CATANDO PAPÉIS & CONTANDO HISTÓRIAS

1 de junho de 2012

Manaus moderno

O expediente de O Jornal, que publicou
a matéria
A casa continua no mesmo local, praça Heliodoro Balbi, entre as ruas Guilherme Moreira e Marcilio Dias, inclusive portando o mesmo número. Nº 36. Apenas descaracterizada, pois deixou de ser residencial para servir de ponto de venda, mas as marcas fundamentais estão sem retoques.

Corria o ano de 1941. Sua construção, segundo o periódico de então, marcou uma evolução em nossa cidade, que deixou de lado “os longos corredores e platibandas”. Essa residência pertencia ao Sr.

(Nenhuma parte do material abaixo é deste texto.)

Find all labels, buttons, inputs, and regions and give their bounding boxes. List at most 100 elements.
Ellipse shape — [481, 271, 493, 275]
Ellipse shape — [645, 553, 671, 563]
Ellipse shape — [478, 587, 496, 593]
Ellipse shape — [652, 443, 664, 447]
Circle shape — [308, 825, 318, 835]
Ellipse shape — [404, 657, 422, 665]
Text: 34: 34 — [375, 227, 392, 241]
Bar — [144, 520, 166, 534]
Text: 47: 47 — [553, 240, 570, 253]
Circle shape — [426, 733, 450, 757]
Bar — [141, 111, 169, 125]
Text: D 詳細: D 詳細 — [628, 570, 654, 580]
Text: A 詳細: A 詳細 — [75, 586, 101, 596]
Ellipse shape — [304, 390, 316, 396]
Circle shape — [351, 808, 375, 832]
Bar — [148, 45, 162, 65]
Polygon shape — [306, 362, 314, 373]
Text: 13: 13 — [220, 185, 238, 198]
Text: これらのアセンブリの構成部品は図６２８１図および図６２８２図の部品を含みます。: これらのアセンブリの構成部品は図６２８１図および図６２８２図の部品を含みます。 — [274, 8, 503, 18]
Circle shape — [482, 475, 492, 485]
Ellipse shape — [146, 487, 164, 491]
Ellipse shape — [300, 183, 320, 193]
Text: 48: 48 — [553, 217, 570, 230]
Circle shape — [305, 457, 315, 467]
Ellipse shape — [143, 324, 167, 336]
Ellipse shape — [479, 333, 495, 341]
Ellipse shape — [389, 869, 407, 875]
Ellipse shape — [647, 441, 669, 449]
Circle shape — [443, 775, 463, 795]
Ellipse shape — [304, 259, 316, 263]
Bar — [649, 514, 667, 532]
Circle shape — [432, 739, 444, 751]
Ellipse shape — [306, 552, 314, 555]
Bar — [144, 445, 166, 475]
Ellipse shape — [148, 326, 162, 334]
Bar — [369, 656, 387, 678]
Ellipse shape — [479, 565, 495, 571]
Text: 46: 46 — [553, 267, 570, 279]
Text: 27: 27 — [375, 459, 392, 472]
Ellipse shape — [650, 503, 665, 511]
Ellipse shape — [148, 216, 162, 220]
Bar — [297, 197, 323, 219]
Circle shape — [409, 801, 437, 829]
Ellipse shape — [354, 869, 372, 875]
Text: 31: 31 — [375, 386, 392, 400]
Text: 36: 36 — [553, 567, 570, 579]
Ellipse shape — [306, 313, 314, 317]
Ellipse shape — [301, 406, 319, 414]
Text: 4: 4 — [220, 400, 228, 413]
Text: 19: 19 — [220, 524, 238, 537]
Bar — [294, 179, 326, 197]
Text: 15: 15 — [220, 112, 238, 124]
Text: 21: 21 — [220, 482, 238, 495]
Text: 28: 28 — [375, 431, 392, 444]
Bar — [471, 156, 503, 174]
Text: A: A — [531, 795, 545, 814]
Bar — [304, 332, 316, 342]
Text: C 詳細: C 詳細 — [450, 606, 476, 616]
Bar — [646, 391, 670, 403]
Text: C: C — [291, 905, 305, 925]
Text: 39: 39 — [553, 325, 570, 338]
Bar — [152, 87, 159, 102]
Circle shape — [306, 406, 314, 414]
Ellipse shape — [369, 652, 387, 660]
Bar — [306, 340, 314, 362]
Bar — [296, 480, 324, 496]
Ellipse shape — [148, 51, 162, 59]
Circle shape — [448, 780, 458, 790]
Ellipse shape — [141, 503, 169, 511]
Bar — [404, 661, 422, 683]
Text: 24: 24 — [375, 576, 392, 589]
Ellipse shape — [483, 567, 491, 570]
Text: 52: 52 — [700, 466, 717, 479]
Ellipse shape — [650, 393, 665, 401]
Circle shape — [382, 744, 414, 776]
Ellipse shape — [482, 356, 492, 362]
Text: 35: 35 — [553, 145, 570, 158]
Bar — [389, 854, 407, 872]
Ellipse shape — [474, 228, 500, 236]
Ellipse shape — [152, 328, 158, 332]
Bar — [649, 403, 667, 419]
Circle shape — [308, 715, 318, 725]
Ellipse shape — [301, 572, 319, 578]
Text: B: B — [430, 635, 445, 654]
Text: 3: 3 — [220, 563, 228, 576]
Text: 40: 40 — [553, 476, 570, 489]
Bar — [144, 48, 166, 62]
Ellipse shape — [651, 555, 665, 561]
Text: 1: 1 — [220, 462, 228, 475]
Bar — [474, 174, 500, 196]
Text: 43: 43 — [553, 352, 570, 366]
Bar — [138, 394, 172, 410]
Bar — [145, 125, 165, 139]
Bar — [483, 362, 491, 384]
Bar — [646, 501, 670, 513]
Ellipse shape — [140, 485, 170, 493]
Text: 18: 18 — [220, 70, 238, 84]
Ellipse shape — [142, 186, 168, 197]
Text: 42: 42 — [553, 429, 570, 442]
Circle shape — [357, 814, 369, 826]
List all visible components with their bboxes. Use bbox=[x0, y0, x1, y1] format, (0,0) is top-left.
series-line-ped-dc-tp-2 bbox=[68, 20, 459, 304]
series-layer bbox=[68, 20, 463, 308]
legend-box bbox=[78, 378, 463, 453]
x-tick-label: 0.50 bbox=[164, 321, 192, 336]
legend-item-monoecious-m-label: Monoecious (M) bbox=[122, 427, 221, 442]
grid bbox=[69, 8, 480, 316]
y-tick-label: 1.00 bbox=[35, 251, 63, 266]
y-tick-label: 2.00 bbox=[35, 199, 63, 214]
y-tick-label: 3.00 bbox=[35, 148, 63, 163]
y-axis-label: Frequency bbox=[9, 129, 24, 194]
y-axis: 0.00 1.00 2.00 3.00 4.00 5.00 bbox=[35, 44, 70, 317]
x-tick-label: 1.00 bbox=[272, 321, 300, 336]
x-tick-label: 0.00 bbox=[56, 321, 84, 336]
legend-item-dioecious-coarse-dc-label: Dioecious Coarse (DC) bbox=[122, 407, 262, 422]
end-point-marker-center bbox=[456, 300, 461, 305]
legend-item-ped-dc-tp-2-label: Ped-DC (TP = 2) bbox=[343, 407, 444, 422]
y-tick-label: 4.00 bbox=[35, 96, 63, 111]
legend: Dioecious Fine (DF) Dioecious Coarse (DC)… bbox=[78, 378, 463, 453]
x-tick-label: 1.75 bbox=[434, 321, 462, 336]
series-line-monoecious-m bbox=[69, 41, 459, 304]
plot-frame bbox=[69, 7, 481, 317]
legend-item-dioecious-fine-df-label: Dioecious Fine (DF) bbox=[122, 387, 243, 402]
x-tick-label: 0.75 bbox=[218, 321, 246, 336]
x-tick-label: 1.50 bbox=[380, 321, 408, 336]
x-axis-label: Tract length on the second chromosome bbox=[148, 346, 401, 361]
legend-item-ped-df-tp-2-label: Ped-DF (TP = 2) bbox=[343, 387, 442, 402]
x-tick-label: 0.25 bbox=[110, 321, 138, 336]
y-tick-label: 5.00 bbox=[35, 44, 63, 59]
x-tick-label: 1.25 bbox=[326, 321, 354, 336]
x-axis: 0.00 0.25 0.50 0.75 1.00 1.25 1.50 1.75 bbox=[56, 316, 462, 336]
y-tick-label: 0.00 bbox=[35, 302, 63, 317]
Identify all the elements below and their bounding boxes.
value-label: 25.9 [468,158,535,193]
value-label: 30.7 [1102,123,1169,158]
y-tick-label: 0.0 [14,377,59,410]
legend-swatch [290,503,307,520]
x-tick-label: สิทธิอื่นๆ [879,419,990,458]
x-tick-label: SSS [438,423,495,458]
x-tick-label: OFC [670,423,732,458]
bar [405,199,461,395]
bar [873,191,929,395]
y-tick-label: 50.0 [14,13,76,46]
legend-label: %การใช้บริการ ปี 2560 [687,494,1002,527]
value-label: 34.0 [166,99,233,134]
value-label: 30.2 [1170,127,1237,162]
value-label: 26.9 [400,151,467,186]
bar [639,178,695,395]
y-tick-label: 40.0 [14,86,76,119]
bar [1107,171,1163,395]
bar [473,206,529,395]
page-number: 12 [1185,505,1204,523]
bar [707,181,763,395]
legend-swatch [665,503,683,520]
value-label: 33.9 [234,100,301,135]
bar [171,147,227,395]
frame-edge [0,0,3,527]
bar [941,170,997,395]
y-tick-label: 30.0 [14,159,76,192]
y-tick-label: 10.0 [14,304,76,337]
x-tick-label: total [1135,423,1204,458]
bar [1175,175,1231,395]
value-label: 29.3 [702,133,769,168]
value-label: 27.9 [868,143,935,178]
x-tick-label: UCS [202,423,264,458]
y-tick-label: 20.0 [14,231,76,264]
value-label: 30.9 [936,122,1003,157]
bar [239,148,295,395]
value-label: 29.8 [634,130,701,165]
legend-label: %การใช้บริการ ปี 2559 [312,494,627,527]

Manuel Augusto Pinto, que contratou ao engenheiro Adair Marques da Silva, “que bem soube condicionar as exigências do traçado aos imperativos de ordem climatérica”.

A construção seguiu a orientação do técnico Olímpio Ferreira, que a realizou em tempo recorde – três meses e meio, pouco mais de cem dias.
A casa na edição de 1941 (acima) e hoje, mesmo


Para encerrar, o endereço original era praça João Pessoa. Explico: atual praça de Heliodoro Balbi, que o popular prefere da Polícia, já possuiu várias denominações. Uma delas aconteceu a partir de 1930, na época da revolução de Vargas, quando João Pessoa, governador paraibano, foi assassinado em Recife (PE) e virou “herói”.